Not the road I was on today.
A fine example of golden hour, though!
Credit: Stefan Regeneuar
I started out feeling fine, as usual, and as usual, as I traveled I began to see all of the, er, "idiosyncrasies" of the other people on the road. The familiar sarcastic inner dialogue started:
"Oh sure, you can turn right in front of me without signaling. Go right ahead."
I started to do that thing where I imagine how the argument would go if they tried to yell at me for some perceived slight. Nevermind that they probably bore me no ill will at all. I was ready in case they did.
And then something not so usual happened: Maybe it was the beautiful day, or the golden-hour light illuminating my travel. Perhaps it was just that everyone on the road today was exceptionally nice, or maybe it was this episode of Talk of the Nation that I recently heard on NPR.
As I rolled along, internal diatribes ramping up toward full, I remembered a caller on that show. If you haven't listened to it, or read the synopsis in the link, this particular episode of talk of Nation had a long segment about the interactions between bicyclists and other users of the roads. One of the first callers, who claimed to be an avid cyclist, also turned out to be first rate loser. Amidst his bragging about his comebacks to drivers who yell at him (Driver: "Where's your helmet?!" Caller: "Where's your helmet!") and his other cycling "accomplishments," the caller told a lovely story of the time he chased down and yell at driver who cut him off. When the elderly woman had the nerve to say that she didn't see him, he grabbed her keys and threw them down the sewer grate.
I'll repeat that in case it was too ridiculous to sink in the first time: He grabbed an elderly woman's keys, right out of her ignition, and threw them down the sewer grate. Or at least he imagined it so vividly that he felt the need to tell that story on the radio.
Either way, I realized today that--sometimes--I am that guy. I've never grabbed anyone's keys or otherwise physically accosted any drivers, but I have absolutely chased them down in order to speak my piece about their apparent nonchalance with my life.

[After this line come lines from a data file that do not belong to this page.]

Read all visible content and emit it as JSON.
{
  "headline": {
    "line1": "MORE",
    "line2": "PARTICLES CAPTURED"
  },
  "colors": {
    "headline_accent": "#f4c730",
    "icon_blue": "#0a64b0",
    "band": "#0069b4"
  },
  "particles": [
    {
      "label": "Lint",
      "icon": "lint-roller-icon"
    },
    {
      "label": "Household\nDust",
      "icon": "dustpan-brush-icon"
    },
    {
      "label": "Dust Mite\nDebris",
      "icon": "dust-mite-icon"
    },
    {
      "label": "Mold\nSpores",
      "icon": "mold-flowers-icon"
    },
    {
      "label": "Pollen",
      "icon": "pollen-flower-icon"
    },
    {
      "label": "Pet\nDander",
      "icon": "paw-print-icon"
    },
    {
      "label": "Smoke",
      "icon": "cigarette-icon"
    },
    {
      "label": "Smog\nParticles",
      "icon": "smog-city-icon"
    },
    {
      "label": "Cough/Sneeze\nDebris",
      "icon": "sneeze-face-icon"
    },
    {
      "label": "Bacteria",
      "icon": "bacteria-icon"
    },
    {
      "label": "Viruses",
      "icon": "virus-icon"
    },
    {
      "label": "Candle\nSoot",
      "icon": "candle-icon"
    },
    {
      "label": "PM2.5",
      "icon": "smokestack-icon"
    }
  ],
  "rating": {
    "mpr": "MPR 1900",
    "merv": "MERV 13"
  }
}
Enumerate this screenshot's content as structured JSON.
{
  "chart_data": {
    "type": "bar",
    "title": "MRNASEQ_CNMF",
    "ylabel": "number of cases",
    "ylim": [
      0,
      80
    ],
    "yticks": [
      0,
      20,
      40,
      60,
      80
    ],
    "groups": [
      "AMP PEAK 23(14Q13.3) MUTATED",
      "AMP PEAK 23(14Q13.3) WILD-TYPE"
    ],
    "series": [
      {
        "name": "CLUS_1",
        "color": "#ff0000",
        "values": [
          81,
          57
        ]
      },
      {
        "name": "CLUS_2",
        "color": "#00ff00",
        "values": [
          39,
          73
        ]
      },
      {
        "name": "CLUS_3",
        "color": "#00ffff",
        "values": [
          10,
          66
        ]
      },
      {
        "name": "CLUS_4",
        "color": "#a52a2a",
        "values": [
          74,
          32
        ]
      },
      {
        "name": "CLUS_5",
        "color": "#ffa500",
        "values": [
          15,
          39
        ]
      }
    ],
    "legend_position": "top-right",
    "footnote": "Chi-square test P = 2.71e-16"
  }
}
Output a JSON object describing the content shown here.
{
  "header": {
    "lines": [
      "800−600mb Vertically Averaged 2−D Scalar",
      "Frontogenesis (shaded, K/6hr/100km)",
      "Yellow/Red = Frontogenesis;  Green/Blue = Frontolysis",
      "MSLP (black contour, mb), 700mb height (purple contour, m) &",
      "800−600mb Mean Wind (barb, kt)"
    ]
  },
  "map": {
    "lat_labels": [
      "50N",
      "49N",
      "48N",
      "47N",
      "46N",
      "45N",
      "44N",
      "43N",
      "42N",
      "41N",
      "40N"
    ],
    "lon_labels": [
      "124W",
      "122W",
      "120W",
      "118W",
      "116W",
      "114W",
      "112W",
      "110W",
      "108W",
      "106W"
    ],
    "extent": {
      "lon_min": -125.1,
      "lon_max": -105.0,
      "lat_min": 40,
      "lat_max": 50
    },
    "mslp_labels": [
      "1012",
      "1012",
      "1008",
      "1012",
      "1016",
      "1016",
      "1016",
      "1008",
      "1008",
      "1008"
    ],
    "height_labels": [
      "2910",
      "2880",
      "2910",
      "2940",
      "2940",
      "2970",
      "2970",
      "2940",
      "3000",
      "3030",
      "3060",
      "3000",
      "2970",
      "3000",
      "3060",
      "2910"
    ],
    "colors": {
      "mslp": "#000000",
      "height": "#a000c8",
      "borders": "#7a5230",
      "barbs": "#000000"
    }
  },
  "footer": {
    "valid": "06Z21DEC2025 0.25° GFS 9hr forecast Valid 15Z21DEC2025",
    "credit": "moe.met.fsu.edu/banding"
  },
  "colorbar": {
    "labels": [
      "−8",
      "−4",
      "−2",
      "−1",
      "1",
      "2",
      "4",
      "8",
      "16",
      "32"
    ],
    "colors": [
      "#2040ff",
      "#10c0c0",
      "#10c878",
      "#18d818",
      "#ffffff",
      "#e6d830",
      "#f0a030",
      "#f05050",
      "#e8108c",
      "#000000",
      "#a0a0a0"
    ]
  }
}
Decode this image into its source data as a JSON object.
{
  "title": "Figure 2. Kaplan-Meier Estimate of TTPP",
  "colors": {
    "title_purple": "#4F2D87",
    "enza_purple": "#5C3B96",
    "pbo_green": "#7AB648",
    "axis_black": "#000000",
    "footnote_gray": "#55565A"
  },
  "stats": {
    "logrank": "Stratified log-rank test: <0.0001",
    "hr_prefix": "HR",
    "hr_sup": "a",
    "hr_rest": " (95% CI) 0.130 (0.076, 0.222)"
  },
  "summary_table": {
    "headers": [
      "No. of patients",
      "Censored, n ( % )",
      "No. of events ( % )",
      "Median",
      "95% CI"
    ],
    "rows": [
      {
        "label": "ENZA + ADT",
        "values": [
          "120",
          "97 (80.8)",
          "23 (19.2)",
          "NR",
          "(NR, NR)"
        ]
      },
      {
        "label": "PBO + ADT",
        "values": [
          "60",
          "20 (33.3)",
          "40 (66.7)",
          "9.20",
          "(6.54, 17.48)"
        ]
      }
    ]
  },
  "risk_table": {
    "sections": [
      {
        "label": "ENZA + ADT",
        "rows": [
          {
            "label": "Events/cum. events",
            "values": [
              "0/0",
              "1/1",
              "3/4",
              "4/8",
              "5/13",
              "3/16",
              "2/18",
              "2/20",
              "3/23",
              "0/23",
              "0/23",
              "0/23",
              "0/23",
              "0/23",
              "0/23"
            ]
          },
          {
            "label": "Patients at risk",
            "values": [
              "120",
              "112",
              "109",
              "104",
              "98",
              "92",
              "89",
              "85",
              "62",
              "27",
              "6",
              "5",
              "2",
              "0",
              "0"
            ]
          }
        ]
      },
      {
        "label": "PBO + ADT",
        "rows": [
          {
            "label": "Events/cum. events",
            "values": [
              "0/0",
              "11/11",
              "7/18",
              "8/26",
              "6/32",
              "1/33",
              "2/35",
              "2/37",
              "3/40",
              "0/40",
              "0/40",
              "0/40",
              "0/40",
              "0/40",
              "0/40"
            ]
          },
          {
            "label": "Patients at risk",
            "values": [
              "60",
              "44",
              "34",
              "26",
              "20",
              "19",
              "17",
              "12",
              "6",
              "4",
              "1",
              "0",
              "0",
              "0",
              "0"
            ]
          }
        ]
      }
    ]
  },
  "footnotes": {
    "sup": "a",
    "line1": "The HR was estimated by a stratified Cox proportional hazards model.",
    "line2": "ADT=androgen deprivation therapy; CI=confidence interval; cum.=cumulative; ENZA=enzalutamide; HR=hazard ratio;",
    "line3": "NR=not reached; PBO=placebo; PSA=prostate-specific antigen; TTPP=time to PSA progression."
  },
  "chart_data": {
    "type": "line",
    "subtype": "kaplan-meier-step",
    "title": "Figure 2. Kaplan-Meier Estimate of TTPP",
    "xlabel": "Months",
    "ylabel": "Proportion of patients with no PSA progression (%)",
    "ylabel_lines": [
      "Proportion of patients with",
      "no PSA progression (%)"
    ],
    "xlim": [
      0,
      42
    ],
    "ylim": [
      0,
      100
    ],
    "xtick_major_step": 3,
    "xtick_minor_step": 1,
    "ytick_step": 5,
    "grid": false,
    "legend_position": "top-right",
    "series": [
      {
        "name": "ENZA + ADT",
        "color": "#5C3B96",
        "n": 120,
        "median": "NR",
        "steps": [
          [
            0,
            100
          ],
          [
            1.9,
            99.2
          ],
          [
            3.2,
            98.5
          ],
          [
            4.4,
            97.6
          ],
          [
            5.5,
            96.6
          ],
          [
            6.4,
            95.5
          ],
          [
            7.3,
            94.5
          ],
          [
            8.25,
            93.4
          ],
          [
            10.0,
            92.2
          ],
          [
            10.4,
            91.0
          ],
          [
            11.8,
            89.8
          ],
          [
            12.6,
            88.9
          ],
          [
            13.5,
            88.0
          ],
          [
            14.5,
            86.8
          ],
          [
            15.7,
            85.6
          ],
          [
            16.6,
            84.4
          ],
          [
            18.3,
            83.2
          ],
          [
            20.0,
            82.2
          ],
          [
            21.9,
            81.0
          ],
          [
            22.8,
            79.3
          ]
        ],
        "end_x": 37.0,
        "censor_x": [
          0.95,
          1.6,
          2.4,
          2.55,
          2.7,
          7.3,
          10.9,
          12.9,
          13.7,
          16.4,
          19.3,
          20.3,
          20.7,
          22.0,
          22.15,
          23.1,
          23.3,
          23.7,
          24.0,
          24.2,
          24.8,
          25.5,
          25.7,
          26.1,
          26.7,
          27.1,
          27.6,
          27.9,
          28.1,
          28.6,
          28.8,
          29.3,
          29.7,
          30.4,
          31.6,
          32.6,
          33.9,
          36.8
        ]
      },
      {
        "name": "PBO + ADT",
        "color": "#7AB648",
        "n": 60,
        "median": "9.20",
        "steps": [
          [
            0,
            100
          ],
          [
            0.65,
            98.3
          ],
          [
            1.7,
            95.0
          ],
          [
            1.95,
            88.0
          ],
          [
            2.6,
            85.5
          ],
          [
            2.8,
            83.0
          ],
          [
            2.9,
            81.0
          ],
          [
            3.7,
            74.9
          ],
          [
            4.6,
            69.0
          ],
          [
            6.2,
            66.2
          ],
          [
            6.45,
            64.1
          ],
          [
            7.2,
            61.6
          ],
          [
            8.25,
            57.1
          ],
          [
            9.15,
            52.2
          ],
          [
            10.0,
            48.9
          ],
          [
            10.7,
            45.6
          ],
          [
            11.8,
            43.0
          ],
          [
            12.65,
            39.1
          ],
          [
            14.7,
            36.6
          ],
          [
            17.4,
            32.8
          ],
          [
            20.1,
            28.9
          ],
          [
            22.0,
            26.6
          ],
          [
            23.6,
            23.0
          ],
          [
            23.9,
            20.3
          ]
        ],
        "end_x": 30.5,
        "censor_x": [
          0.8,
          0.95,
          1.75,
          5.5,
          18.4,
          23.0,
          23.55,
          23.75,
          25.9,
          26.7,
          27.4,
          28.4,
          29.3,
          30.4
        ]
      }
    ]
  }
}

And then I thought about Denmark. Not about their amazing cycling culture and the way that they successfully integrate biking and driving. No, I thought about Ejby, and about Makkinga. These are a few of the places in Denmark where a truly outside-the-lines experiment in traffic control is taking place: They are removing it. Whole cities are going "safely chaotic"
The idea is that, when you remove the "certainty" of who belongs where, who goes when, and who has the "right of way," people actually pay more attention to the road and the other travelers. The more I thought about it, the more I came the to the conclusion that they might be on to something. It's not just about road signs and traffic lights, either. Even the painted lines on the street come into question. But what about my beloved bike lanes? Their magical while lines and painted stick figure cyclists grant me immunity from other vehicles on the road, don't they?
In fact, they don't. Not always, anyway. Studies are showing that on roads with painted bike lines, drivers tend to drive far closer to the cyclists, often dangerously close. We're talking inches, here.
It seems clear. The safety net provided by the lines and rules of the road is an illusion. No one is exempt. Drivers don't slow down for pedestrians who aren't at marked crosswalks. Pedestrians expect traffic to stop instantly if they are at marked sidewalks. If the system relies on everyone being exactly where they're supposed to be, and doing exactly what they're supposed to do... Well, we're all human. How likely is is that we will all do everything so well, so consistently. I'll be the first to admit that I've made my fair share of honest mistakes on the road, as a driver, a cyclist, and a pedestrian. So what are we to do?
That brings me back to Denmark and to the above episode of Talk of the Nation. In perhaps the most important bit of the segment, one of the guests remarks about how, in Denmark, people on bikes are just that: people on bikes. Not cyclists, bikers, or any other category label. They are people, who at the moment happen to be on bikes.
So it is with everyone else on the road, really. There are people in cars, and people who walk, and people in wheelchairs, and people jogging, and people on razor skooters... and we're all people, traveling in different directions, together.
Maybe, if we can all remember that, we can move forward without crashing into each other.
I'm picturing travel whereby all involved focus not of the "right of way" but rather, the "right way." I'm imagining a city where drivers actually pay enough attention to each other that they don't need lines and signs to tell them when to slow down or when to give someone else a little more space. And I'm practicing it, starting today, by actively remembering that all of us on the road are people, and we have to look out for each other.